Mercado internacional demonstra cautela após feriados em Estados Unidos e América do Sul

Trigo inicia semana com queda nas cotações em Chicago
Plantações de trigo em campo aberto com céu nublado

A queda nas cotações do trigo marca o início da semana na Bolsa de Chicago, refletindo a cautela pós-feriados nos Estados Unidos, Brasil e Argentina.

A queda nas cotações do trigo em Chicago e seu contexto atual

A queda nas cotações do trigo inicia a semana na Bolsa de Chicago, refletindo um ambiente de cautela no mercado internacional após o feriado do Dia dos Presidentes nos Estados Unidos e o Carnaval no Brasil e Argentina. A TF Agroeconômica, uma consultoria referência no setor, destaca que essa movimentação representa uma retomada dos negócios em baixa tanto para grãos quanto para oleaginosas, sinalizando uma fase de ajuste no mercado.

O contrato março de 2026 do trigo na CBOT (Chicago Board of Trade) foi negociado a US$ 540,50 por bushel, apresentando uma queda de 8,25 pontos e oscilando entre US$ 548,50 e US$ 538,25. Outros vencimentos, como dezembro de 2026 e março de 2027, também demonstraram recuos, indicando uma tendência de teste da zona de suporte de US$ 5,40 por bushel no contrato mais curto. Essa movimentação revela a sensibilidade do mercado a fatores externos e internos, como oferta, demanda e especulações.

Situação dos preços do trigo no mercado físico brasileiro

No mercado físico brasileiro, os dados de 13 de fevereiro indicam uma leve queda no preço médio do trigo no Paraná, situado em R$ 1.165,57 por tonelada, com recuo no acumulado mensal. Em contrapartida, o Rio Grande do Sul apresentou estabilidade diária, com preço de R$ 1.066,54 por tonelada e avanço no acumulado do mês.

As variações regionais refletem fatores locais ligados à oferta, logística e demanda interna. No cenário externo, as referências FOB Up River na Argentina mostraram preços diferenciados conforme o teor de proteína e datas de embarque, enquanto no Paraguai e Oeste do Paraná, as indicações para fevereiro foram ajustadas conforme a qualidade do produto.

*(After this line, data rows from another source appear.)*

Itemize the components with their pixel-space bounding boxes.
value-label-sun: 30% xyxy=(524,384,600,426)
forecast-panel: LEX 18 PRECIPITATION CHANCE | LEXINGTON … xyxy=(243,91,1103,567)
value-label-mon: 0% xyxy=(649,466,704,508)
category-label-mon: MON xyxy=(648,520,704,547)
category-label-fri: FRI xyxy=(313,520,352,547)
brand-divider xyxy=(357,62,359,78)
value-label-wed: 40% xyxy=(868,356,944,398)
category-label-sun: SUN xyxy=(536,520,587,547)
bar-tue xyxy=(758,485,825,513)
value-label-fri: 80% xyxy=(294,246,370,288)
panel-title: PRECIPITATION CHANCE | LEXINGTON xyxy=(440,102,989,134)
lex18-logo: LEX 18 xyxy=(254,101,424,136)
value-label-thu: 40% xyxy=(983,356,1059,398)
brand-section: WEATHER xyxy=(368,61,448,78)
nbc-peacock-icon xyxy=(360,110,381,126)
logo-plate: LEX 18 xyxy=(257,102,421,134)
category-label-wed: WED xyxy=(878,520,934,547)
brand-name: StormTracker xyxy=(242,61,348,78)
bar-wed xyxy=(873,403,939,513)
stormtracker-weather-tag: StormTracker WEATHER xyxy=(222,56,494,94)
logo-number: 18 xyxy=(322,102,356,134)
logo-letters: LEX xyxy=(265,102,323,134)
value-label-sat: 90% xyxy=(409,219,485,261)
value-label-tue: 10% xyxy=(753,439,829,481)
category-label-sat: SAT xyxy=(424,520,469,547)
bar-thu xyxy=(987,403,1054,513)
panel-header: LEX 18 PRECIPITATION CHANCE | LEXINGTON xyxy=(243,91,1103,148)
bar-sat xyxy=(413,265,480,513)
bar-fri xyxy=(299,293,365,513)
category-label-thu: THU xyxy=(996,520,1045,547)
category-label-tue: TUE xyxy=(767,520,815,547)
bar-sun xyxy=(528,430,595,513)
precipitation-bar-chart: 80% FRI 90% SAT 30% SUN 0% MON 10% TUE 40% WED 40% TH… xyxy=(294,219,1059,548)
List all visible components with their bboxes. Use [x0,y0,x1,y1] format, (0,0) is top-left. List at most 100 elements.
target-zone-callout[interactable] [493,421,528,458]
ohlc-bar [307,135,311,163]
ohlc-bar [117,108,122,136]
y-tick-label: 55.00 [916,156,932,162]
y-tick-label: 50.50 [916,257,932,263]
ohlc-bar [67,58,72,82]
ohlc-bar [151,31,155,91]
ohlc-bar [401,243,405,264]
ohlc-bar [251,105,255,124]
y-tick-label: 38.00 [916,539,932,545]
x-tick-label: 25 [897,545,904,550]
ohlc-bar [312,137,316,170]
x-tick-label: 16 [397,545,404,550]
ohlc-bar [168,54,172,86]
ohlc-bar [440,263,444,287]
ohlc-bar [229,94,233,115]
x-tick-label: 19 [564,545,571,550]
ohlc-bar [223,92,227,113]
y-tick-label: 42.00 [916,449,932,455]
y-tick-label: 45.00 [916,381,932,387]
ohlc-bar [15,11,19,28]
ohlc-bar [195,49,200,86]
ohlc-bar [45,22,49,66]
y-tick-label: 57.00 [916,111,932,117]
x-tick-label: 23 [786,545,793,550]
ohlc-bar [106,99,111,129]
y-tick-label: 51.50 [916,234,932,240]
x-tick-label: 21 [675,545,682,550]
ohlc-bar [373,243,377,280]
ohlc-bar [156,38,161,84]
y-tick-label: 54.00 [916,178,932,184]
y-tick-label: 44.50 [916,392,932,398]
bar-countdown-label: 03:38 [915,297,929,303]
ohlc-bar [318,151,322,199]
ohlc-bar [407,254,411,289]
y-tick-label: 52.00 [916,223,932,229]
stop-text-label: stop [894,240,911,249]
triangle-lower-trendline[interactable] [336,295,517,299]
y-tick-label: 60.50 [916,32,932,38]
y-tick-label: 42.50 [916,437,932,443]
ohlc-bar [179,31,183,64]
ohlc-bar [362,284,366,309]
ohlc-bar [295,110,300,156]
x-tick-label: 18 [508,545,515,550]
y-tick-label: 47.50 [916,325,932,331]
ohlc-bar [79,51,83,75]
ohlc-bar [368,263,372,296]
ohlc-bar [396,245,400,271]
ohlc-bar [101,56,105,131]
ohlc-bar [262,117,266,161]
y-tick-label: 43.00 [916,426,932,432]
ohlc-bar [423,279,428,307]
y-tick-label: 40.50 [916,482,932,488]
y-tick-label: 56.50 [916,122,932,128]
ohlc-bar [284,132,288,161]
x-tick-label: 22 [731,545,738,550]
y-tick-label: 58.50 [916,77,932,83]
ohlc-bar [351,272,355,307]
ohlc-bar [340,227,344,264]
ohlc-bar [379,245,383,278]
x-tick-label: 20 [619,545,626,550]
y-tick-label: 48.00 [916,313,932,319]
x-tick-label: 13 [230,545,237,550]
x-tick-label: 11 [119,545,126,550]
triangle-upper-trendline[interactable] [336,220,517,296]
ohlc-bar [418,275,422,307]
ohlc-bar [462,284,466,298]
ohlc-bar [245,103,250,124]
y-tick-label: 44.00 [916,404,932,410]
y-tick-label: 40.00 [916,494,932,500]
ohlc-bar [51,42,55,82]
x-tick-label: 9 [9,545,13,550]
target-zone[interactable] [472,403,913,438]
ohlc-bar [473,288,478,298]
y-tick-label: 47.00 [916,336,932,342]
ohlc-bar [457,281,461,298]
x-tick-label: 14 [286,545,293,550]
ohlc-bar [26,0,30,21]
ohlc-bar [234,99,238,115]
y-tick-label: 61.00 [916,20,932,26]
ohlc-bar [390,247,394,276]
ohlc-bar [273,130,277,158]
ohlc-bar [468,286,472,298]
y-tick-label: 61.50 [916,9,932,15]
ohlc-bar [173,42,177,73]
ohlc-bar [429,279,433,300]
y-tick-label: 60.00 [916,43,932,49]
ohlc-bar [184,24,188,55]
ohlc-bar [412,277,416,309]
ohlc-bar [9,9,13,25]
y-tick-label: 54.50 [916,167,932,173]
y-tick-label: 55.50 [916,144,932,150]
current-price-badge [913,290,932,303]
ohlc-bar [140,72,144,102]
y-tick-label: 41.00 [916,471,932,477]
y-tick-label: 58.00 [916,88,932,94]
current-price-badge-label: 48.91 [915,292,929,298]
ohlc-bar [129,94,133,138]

Impacto dos feriados e paralisações nas negociações globais

A retomada dos negócios após os feriados prolongados nos Estados Unidos e no Brasil e Argentina gerou um período de cautela entre operadores e exportadores. A TF Agroeconômica aponta que exportadores norte-americanos aguardam uma atividade de compra mais concreta para confirmar a expectativa de retomada das negociações no final da temporada atual.

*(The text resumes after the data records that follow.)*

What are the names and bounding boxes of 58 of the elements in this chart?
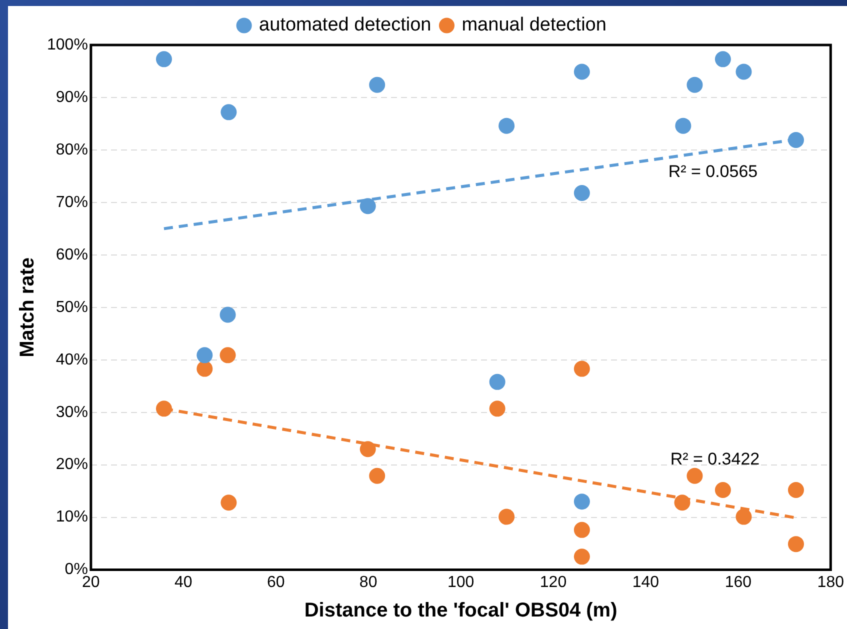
point xyxy=(489,400,506,417)
point xyxy=(574,360,590,377)
point xyxy=(196,347,213,364)
point xyxy=(498,118,515,134)
x-tick-label: 140 xyxy=(632,574,660,591)
point xyxy=(574,64,590,80)
point xyxy=(736,508,752,525)
point xyxy=(714,51,731,68)
x-axis-title: Distance to the 'focal' OBS04 (m) xyxy=(304,600,618,622)
point xyxy=(686,76,703,93)
point xyxy=(220,306,236,323)
annotation: R² = 0.0565 xyxy=(668,162,758,182)
point xyxy=(489,374,506,390)
legend-label: manual detection xyxy=(462,14,606,36)
x-tick-label: 40 xyxy=(174,574,192,591)
point xyxy=(156,51,172,68)
point xyxy=(674,494,690,511)
point xyxy=(574,548,590,565)
x-tick-label: 180 xyxy=(817,574,844,591)
point xyxy=(788,132,804,148)
point xyxy=(675,118,692,134)
point xyxy=(220,104,237,120)
y-tick-label: 30% xyxy=(56,404,88,421)
x-tick-label: 60 xyxy=(266,574,285,591)
x-tick-label: 80 xyxy=(359,574,378,591)
legend-label: automated detection xyxy=(259,14,432,36)
y-tick-label: 40% xyxy=(56,351,88,368)
y-tick-label: 70% xyxy=(56,194,88,211)
point xyxy=(369,468,386,484)
point xyxy=(736,64,752,80)
point xyxy=(360,198,376,214)
point xyxy=(196,360,213,377)
point xyxy=(220,494,237,511)
point xyxy=(220,347,236,364)
point xyxy=(714,482,731,498)
point xyxy=(788,536,804,552)
x-tick-label: 20 xyxy=(82,574,100,591)
y-tick-label: 50% xyxy=(56,298,88,316)
x-tick-label: 100 xyxy=(447,574,474,591)
annotation: R² = 0.3422 xyxy=(670,450,760,469)
x-tick-label: 120 xyxy=(540,574,567,591)
point xyxy=(574,494,590,510)
point xyxy=(574,184,590,201)
point xyxy=(574,522,590,538)
y-tick-label: 20% xyxy=(56,456,88,474)
point xyxy=(788,482,804,498)
point xyxy=(498,508,515,525)
x-tick-label: 160 xyxy=(724,574,752,591)
y-tick-label: 80% xyxy=(56,141,88,158)
point xyxy=(360,441,376,458)
y-tick-label: 10% xyxy=(56,508,88,526)
point xyxy=(369,76,386,93)
y-tick-label: 60% xyxy=(56,246,88,264)
point xyxy=(686,468,703,484)
y-axis-title: Match rate xyxy=(16,257,39,358)
y-tick-label: 90% xyxy=(56,88,88,106)
point xyxy=(156,400,172,417)
y-tick-label: 100% xyxy=(47,36,88,54)
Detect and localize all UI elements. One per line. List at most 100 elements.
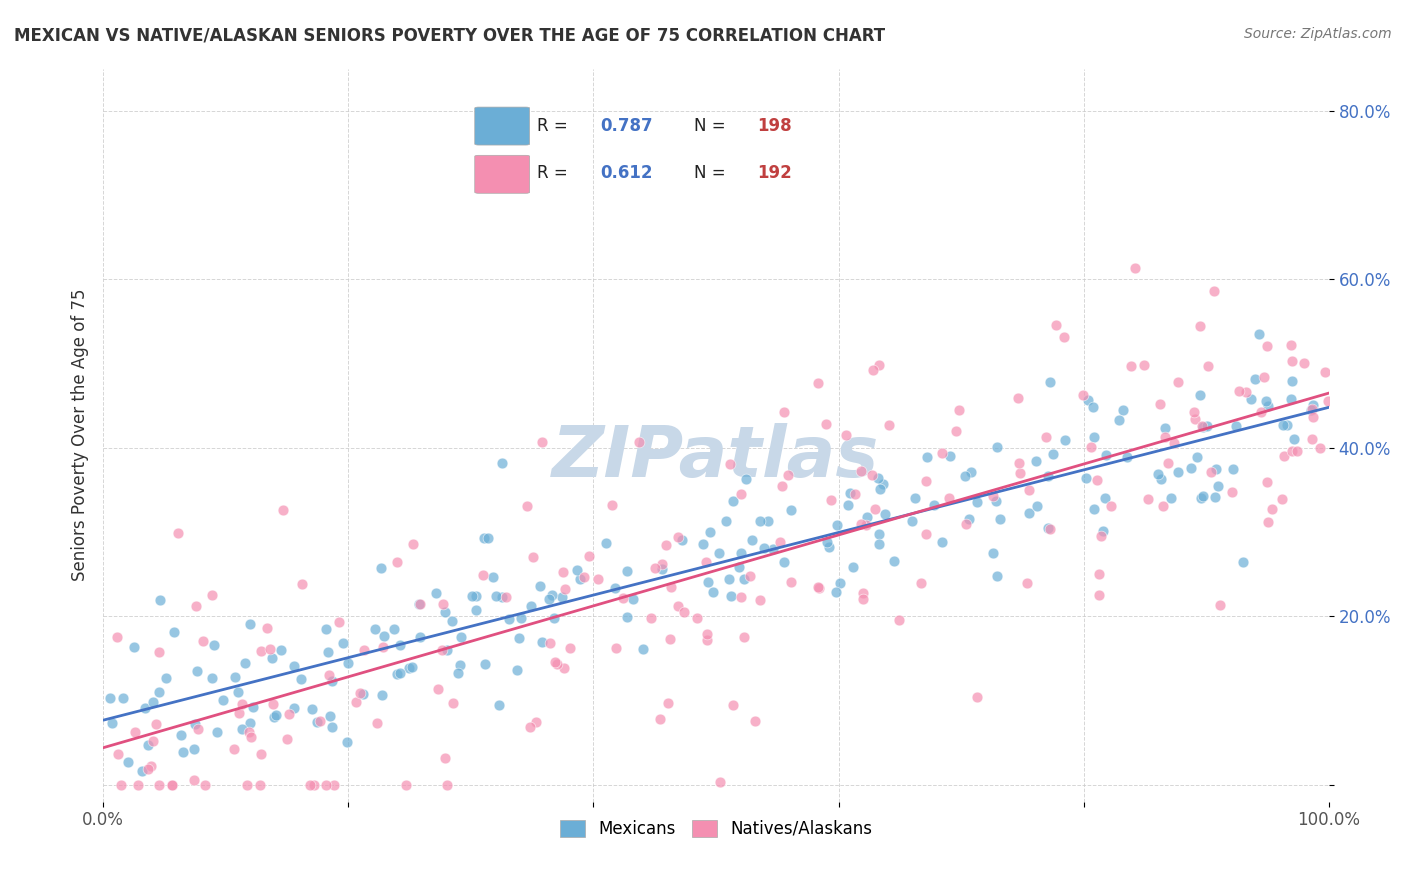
Natives/Alaskans xyxy=(651,558,673,572)
Natives/Alaskans xyxy=(948,403,970,417)
Natives/Alaskans xyxy=(1085,473,1108,487)
Mexicans xyxy=(321,673,343,688)
Mexicans xyxy=(603,582,626,596)
Mexicans xyxy=(1204,491,1226,505)
Natives/Alaskans xyxy=(373,640,395,654)
Mexicans xyxy=(1025,499,1047,513)
Text: ZIPatlas: ZIPatlas xyxy=(553,423,880,491)
Mexicans xyxy=(730,546,752,560)
Natives/Alaskans xyxy=(531,434,554,449)
Mexicans xyxy=(702,584,724,599)
Natives/Alaskans xyxy=(224,741,246,756)
Natives/Alaskans xyxy=(1052,330,1074,344)
Natives/Alaskans xyxy=(344,695,367,709)
Natives/Alaskans xyxy=(471,568,494,582)
Natives/Alaskans xyxy=(696,632,718,647)
Mexicans xyxy=(172,745,194,759)
Natives/Alaskans xyxy=(686,610,709,624)
Natives/Alaskans xyxy=(1039,523,1062,537)
Mexicans xyxy=(984,493,1007,508)
Natives/Alaskans xyxy=(558,640,581,655)
Text: MEXICAN VS NATIVE/ALASKAN SENIORS POVERTY OVER THE AGE OF 75 CORRELATION CHART: MEXICAN VS NATIVE/ALASKAN SENIORS POVERT… xyxy=(14,27,886,45)
Natives/Alaskans xyxy=(981,489,1004,503)
Mexicans xyxy=(226,685,249,699)
Mexicans xyxy=(915,450,938,465)
Mexicans xyxy=(828,576,851,591)
Natives/Alaskans xyxy=(256,621,278,635)
Mexicans xyxy=(385,667,408,681)
Mexicans xyxy=(1153,421,1175,435)
Natives/Alaskans xyxy=(1184,412,1206,426)
Mexicans xyxy=(1189,491,1212,505)
Natives/Alaskans xyxy=(844,487,866,501)
Natives/Alaskans xyxy=(353,642,375,657)
Natives/Alaskans xyxy=(551,565,574,579)
Mexicans xyxy=(651,562,673,576)
Mexicans xyxy=(207,725,229,739)
Mexicans xyxy=(117,755,139,769)
Natives/Alaskans xyxy=(1253,370,1275,384)
Mexicans xyxy=(163,624,186,639)
Mexicans xyxy=(510,611,533,625)
Natives/Alaskans xyxy=(495,590,517,604)
Natives/Alaskans xyxy=(309,714,332,728)
Mexicans xyxy=(485,589,508,603)
Mexicans xyxy=(699,525,721,540)
Mexicans xyxy=(1054,433,1077,447)
Natives/Alaskans xyxy=(738,569,761,583)
Natives/Alaskans xyxy=(1301,432,1323,446)
Mexicans xyxy=(491,456,513,470)
Natives/Alaskans xyxy=(770,479,793,493)
Natives/Alaskans xyxy=(695,555,717,569)
Natives/Alaskans xyxy=(852,592,875,607)
Text: Source: ZipAtlas.com: Source: ZipAtlas.com xyxy=(1244,27,1392,41)
Mexicans xyxy=(352,687,374,701)
Natives/Alaskans xyxy=(291,577,314,591)
Mexicans xyxy=(818,541,841,555)
Natives/Alaskans xyxy=(522,549,544,564)
Y-axis label: Seniors Poverty Over the Age of 75: Seniors Poverty Over the Age of 75 xyxy=(72,289,89,582)
Natives/Alaskans xyxy=(1271,492,1294,507)
Mexicans xyxy=(1256,393,1278,408)
Mexicans xyxy=(477,531,499,545)
Mexicans xyxy=(1275,417,1298,432)
Mexicans xyxy=(170,728,193,742)
Mexicans xyxy=(869,482,891,496)
Mexicans xyxy=(100,716,122,731)
Natives/Alaskans xyxy=(860,467,883,482)
Natives/Alaskans xyxy=(887,613,910,627)
Natives/Alaskans xyxy=(1257,515,1279,529)
Natives/Alaskans xyxy=(696,627,718,641)
Natives/Alaskans xyxy=(955,516,977,531)
Natives/Alaskans xyxy=(862,363,884,377)
Mexicans xyxy=(671,533,693,547)
Natives/Alaskans xyxy=(432,597,454,611)
Natives/Alaskans xyxy=(730,486,752,500)
Natives/Alaskans xyxy=(673,605,696,619)
Natives/Alaskans xyxy=(1088,567,1111,582)
Mexicans xyxy=(692,537,714,551)
Mexicans xyxy=(508,631,530,645)
Natives/Alaskans xyxy=(835,428,858,442)
Mexicans xyxy=(149,593,172,607)
Mexicans xyxy=(465,589,488,603)
Mexicans xyxy=(148,685,170,699)
Natives/Alaskans xyxy=(240,730,263,744)
Natives/Alaskans xyxy=(655,538,678,552)
Mexicans xyxy=(856,510,879,524)
Natives/Alaskans xyxy=(1234,384,1257,399)
Mexicans xyxy=(1091,524,1114,539)
Mexicans xyxy=(1094,448,1116,462)
Mexicans xyxy=(904,491,927,505)
Mexicans xyxy=(142,695,165,709)
Natives/Alaskans xyxy=(1182,404,1205,418)
Mexicans xyxy=(837,499,859,513)
Natives/Alaskans xyxy=(519,720,541,734)
Mexicans xyxy=(772,555,794,569)
Natives/Alaskans xyxy=(578,549,600,563)
Natives/Alaskans xyxy=(142,734,165,748)
Natives/Alaskans xyxy=(749,592,772,607)
Mexicans xyxy=(1147,467,1170,482)
Natives/Alaskans xyxy=(1080,440,1102,454)
Mexicans xyxy=(959,512,981,526)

Esse momento de espera tem influência direta na formação dos preços internacionais, pois a dinâmica da oferta e demanda ainda é incerta, além das condições geopolíticas e climáticas que afetam as regiões produtoras.

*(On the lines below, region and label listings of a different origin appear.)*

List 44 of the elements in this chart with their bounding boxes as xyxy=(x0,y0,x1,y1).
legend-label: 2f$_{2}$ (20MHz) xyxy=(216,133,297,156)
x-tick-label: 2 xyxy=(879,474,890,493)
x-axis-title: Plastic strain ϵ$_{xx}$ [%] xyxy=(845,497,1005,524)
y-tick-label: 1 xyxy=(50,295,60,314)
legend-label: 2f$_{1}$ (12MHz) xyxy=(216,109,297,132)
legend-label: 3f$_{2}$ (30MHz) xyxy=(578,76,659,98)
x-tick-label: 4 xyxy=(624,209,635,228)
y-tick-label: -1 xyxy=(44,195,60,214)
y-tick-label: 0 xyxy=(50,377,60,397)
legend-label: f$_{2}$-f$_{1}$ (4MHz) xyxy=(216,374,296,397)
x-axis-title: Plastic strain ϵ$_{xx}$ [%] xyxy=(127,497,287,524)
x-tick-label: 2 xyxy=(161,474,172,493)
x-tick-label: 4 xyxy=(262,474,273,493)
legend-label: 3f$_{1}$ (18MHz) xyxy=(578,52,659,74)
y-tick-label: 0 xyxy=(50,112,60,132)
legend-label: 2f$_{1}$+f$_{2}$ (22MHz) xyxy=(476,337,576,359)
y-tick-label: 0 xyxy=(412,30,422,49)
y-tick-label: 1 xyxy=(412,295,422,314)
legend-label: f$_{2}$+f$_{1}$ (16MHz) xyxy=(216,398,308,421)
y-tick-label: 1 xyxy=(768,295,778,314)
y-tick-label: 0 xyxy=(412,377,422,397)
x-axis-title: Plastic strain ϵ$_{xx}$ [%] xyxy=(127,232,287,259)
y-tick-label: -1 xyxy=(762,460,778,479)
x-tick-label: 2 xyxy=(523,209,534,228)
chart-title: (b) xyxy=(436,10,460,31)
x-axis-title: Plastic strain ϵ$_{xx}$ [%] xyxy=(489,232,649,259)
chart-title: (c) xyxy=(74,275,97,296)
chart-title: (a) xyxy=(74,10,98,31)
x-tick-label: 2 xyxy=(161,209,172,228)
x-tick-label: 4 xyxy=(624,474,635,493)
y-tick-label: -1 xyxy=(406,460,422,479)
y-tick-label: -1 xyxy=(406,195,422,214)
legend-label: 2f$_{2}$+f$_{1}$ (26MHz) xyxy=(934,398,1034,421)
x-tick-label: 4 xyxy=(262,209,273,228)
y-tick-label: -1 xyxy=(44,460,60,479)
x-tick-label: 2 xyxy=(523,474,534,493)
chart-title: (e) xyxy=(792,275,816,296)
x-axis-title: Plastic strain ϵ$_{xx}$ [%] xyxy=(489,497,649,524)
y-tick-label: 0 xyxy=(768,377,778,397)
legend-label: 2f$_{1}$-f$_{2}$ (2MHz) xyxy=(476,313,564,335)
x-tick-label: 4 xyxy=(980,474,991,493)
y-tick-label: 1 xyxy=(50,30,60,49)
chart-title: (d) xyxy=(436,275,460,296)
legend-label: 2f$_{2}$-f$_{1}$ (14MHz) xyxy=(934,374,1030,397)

Desafios logísticos e concorrência no mercado europeu e Mar Negro

O mercado europeu, por sua vez, enfrenta dificuldades logísticas no Mar Negro durante o inverno, uma região estratégica para as exportações de trigo. As limitações de transporte e a possibilidade de aumento da concorrência com a chegada da primavera são pontos que aumentam a cautela dos agentes envolvidos.

Essa conjuntura pode afetar o fluxo de exportações e impactar diretamente os preços globais, à medida que importadores buscam alternativas para suprir suas necessidades, influenciando a oferta disponível no mercado internacional.

Perspectivas para o comércio global de trigo em 2026

O cenário atual, marcado pela queda nas cotações do trigo em Chicago e as condições regionais de preço e logística, sinaliza um período de ajustes e monitoramento constante. Operadores, exportadores e produtores acompanham atentamente as movimentações para adequar suas estratégias comerciais.

A expectativa é que, com o fim dos feriados e a evolução das exportações, o mercado ganhe maior estabilidade, ainda que fatores externos como clima e geopolítica possam continuar exercendo influência significativa nas cotações e no comércio global de trigo.